I am a currently using LLVM to create a compiler for a C-like, imperative language. The code generation is pretty straightforward, I simply visit the Abstract Syntax Tree to emit IR.

if statements are implemented this way:

br i1 %something, label %if.then, label %if.else

if.then:
  ...
  br label %if.end

if.else:
  ...
  br label %if.end

if.end:
  ...

And return statements just emit ret i64 %something.

But this leads to invalid IR. When I have a return statement inside an if statement, I end up with ret i64 %something followed by br label %if.end. But a building block can only contain one terminator instruction at the end.

I know I could just remove the br label %if.end that is after the ret but in my current implementation of the compiler, the if statement and the statements inside the if body are not “aware” of each other, so they cannot conditionally emit IR based of the value of one another (because the if statement naively emit the statements inside its body).

One other thing I find strange is that clang compiles the invalid IR without even complaining, and the resulting machine code seems to be perfectly fine. However, when I call the verify pass on the resulting IR module, I indeed get the error about mutliple terminators inside of building blocks.
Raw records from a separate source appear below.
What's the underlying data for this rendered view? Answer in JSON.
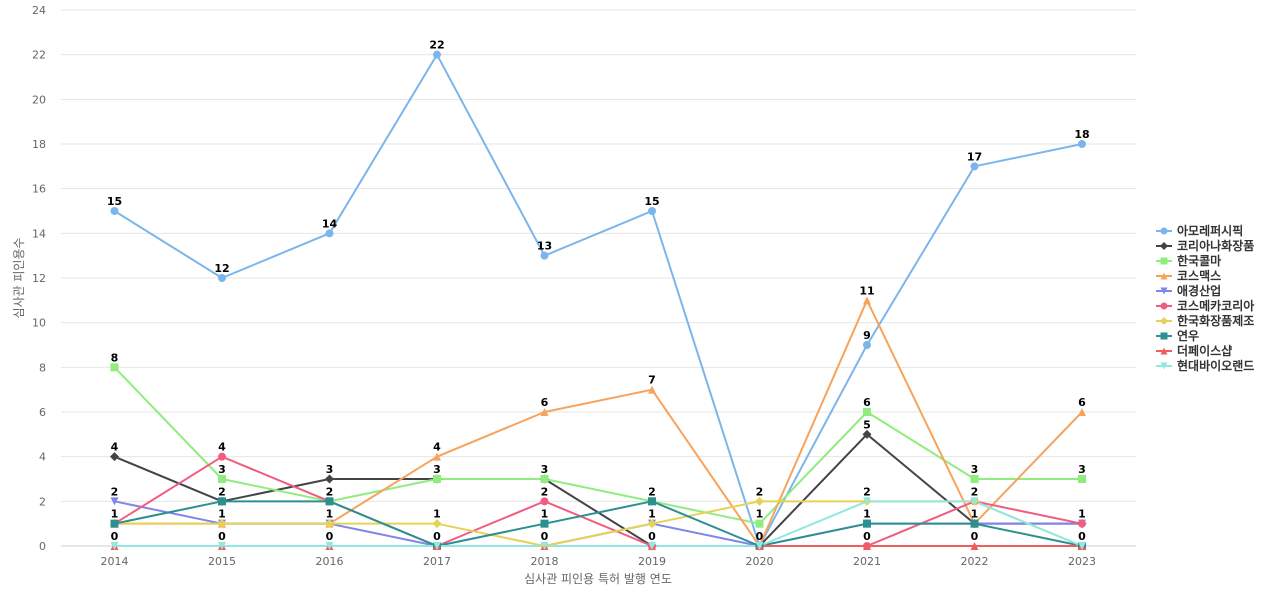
{
  "chart_data": {
    "type": "line",
    "title": "",
    "xlabel": "심사관 피인용 특허 발행 연도",
    "ylabel": "심사관 피인용수",
    "x": [
      "2014",
      "2015",
      "2016",
      "2017",
      "2018",
      "2019",
      "2020",
      "2021",
      "2022",
      "2023"
    ],
    "ylim": [
      0,
      24
    ],
    "yticks": [
      0,
      2,
      4,
      6,
      8,
      10,
      12,
      14,
      16,
      18,
      20,
      22,
      24
    ],
    "grid": true,
    "legend_position": "right",
    "series": [
      {
        "name": "아모레퍼시픽",
        "color": "#7cb5ec",
        "marker": "circle",
        "values": [
          15,
          12,
          14,
          22,
          13,
          15,
          0,
          9,
          17,
          18
        ]
      },
      {
        "name": "코리아나화장품",
        "color": "#434348",
        "marker": "diamond",
        "values": [
          4,
          2,
          3,
          3,
          3,
          0,
          0,
          5,
          1,
          1
        ]
      },
      {
        "name": "한국콜마",
        "color": "#90ed7d",
        "marker": "square",
        "values": [
          8,
          3,
          2,
          3,
          3,
          2,
          1,
          6,
          3,
          3
        ]
      },
      {
        "name": "코스맥스",
        "color": "#f7a35c",
        "marker": "triangle",
        "values": [
          1,
          1,
          1,
          4,
          6,
          7,
          0,
          11,
          1,
          6
        ]
      },
      {
        "name": "애경산업",
        "color": "#8085e9",
        "marker": "triangle-down",
        "values": [
          2,
          1,
          1,
          0,
          0,
          1,
          0,
          1,
          1,
          1
        ]
      },
      {
        "name": "코스메카코리아",
        "color": "#f15c80",
        "marker": "circle",
        "values": [
          1,
          4,
          2,
          0,
          2,
          0,
          0,
          0,
          2,
          1
        ]
      },
      {
        "name": "한국화장품제조",
        "color": "#e4d354",
        "marker": "diamond",
        "values": [
          1,
          1,
          1,
          1,
          0,
          1,
          2,
          2,
          2,
          0
        ]
      },
      {
        "name": "연우",
        "color": "#2b908f",
        "marker": "square",
        "values": [
          1,
          2,
          2,
          0,
          1,
          2,
          0,
          1,
          1,
          0
        ]
      },
      {
        "name": "더페이스샵",
        "color": "#f45b5b",
        "marker": "triangle",
        "values": [
          0,
          0,
          0,
          0,
          0,
          0,
          0,
          0,
          0,
          0
        ]
      },
      {
        "name": "현대바이오랜드",
        "color": "#91e8e1",
        "marker": "triangle-down",
        "values": [
          0,
          0,
          0,
          0,
          0,
          0,
          0,
          2,
          2,
          0
        ]
      }
    ],
    "data_labels": {
      "2014": [
        {
          "series": "아모레퍼시픽",
          "value": "15"
        },
        {
          "series": "한국콜마",
          "value": "8"
        },
        {
          "series": "코리아나화장품",
          "value": "4"
        },
        {
          "series": "애경산업",
          "value": "2"
        },
        {
          "series": "한국화장품제조",
          "value": "1"
        },
        {
          "series": "더페이스샵",
          "value": "0"
        }
      ],
      "2015": [
        {
          "series": "아모레퍼시픽",
          "value": "12"
        },
        {
          "series": "코스메카코리아",
          "value": "4"
        },
        {
          "series": "한국콜마",
          "value": "3"
        },
        {
          "series": "연우",
          "value": "2"
        },
        {
          "series": "한국화장품제조",
          "value": "1"
        },
        {
          "series": "더페이스샵",
          "value": "0"
        }
      ],
      "2016": [
        {
          "series": "아모레퍼시픽",
          "value": "14"
        },
        {
          "series": "코리아나화장품",
          "value": "3"
        },
        {
          "series": "연우",
          "value": "2"
        },
        {
          "series": "한국화장품제조",
          "value": "1"
        },
        {
          "series": "더페이스샵",
          "value": "0"
        }
      ],
      "2017": [
        {
          "series": "아모레퍼시픽",
          "value": "22"
        },
        {
          "series": "코스맥스",
          "value": "4"
        },
        {
          "series": "한국콜마",
          "value": "3"
        },
        {
          "series": "한국화장품제조",
          "value": "1"
        },
        {
          "series": "연우",
          "value": "0"
        }
      ],
      "2018": [
        {
          "series": "아모레퍼시픽",
          "value": "13"
        },
        {
          "series": "코스맥스",
          "value": "6"
        },
        {
          "series": "한국콜마",
          "value": "3"
        },
        {
          "series": "코스메카코리아",
          "value": "2"
        },
        {
          "series": "연우",
          "value": "1"
        },
        {
          "series": "한국화장품제조",
          "value": "0"
        }
      ],
      "2019": [
        {
          "series": "아모레퍼시픽",
          "value": "15"
        },
        {
          "series": "코스맥스",
          "value": "7"
        },
        {
          "series": "연우",
          "value": "2"
        },
        {
          "series": "한국화장품제조",
          "value": "1"
        },
        {
          "series": "코스메카코리아",
          "value": "0"
        }
      ],
      "2020": [
        {
          "series": "한국화장품제조",
          "value": "2"
        },
        {
          "series": "한국콜마",
          "value": "1"
        },
        {
          "series": "아모레퍼시픽",
          "value": "0"
        }
      ],
      "2021": [
        {
          "series": "코스맥스",
          "value": "11"
        },
        {
          "series": "아모레퍼시픽",
          "value": "9"
        },
        {
          "series": "한국콜마",
          "value": "6"
        },
        {
          "series": "코리아나화장품",
          "value": "5"
        },
        {
          "series": "현대바이오랜드",
          "value": "2"
        },
        {
          "series": "연우",
          "value": "1"
        },
        {
          "series": "코스메카코리아",
          "value": "0"
        }
      ],
      "2022": [
        {
          "series": "아모레퍼시픽",
          "value": "17"
        },
        {
          "series": "한국콜마",
          "value": "3"
        },
        {
          "series": "현대바이오랜드",
          "value": "2"
        },
        {
          "series": "연우",
          "value": "1"
        },
        {
          "series": "더페이스샵",
          "value": "0"
        }
      ],
      "2023": [
        {
          "series": "아모레퍼시픽",
          "value": "18"
        },
        {
          "series": "코스맥스",
          "value": "6"
        },
        {
          "series": "한국콜마",
          "value": "3"
        },
        {
          "series": "코스메카코리아",
          "value": "1"
        },
        {
          "series": "연우",
          "value": "0"
        }
      ]
    }
  }
}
How do I produce valid IR in this case while keeping my code generation relatively simple?

kparzysz June 14, 2024, 12:47pm 2

After you insert return you can simply split the basic block at the position immediately following the return. The remaining part will be unreachable, and it will be eventually removed.

pogo59 June 14, 2024, 12:59pm 3

But the if-generation would have to be aware of the split, meaning the codgen for the then-part would have to communicate something back to the caller. Might as well just return a “I’ve already terminated the block” flag.

This communication presumably needs to happen anyway to handle other nested control flow (like nested ifs, or a loop inside of the then block).

Thanks everybody for the help. I ended up communicating the “I’ve terminated the block” to the caller, it seems to work fine.